やがて、二人の容疑者が逮捕されます。その中の一人ペリー・スミスという男にカポーティは猛烈な創作意欲を刺激されちゃうのね。
自分とよく似たペリーの生い立ち。カポーティは1924年9月30日、ルイジアナ州ニューオリンズの生まれ。

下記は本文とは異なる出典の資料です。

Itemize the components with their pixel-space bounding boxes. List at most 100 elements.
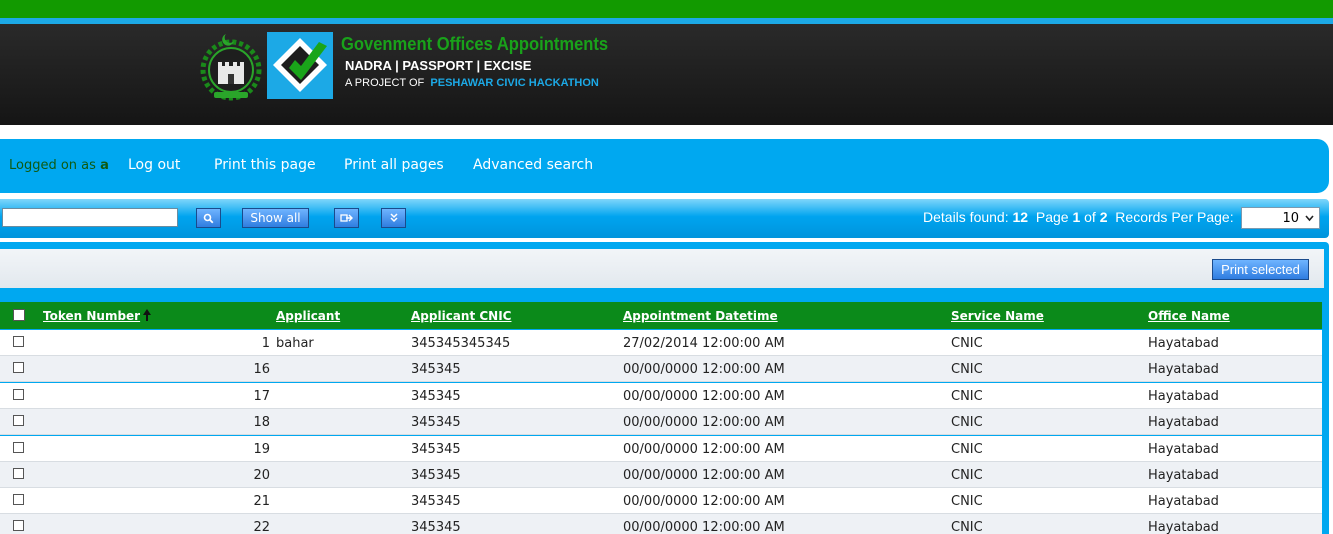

「両親は4歳のときに離婚。私は幼年時代のほとんどをルイジアナ、ミシシッピー、アラバマの田舎にある親類の家を転々としてすごした」
カポーティの作品の「遠い声 遠い部屋」では、父は離婚して行方不明、母親は病死。孤児同然で叔母にひきとられる13歳の男の子が主人公。「草の竪琴」では母に死に別れ、父親が旅回りのセールスマン。いとこの家に預けられる少年が主人公。あの「ティファニーで朝食を」のホリー・ゴライトリーはセックスが挨拶代わりの女性で、モデルはカポーティの実母だよ。で、ホリーも孤児。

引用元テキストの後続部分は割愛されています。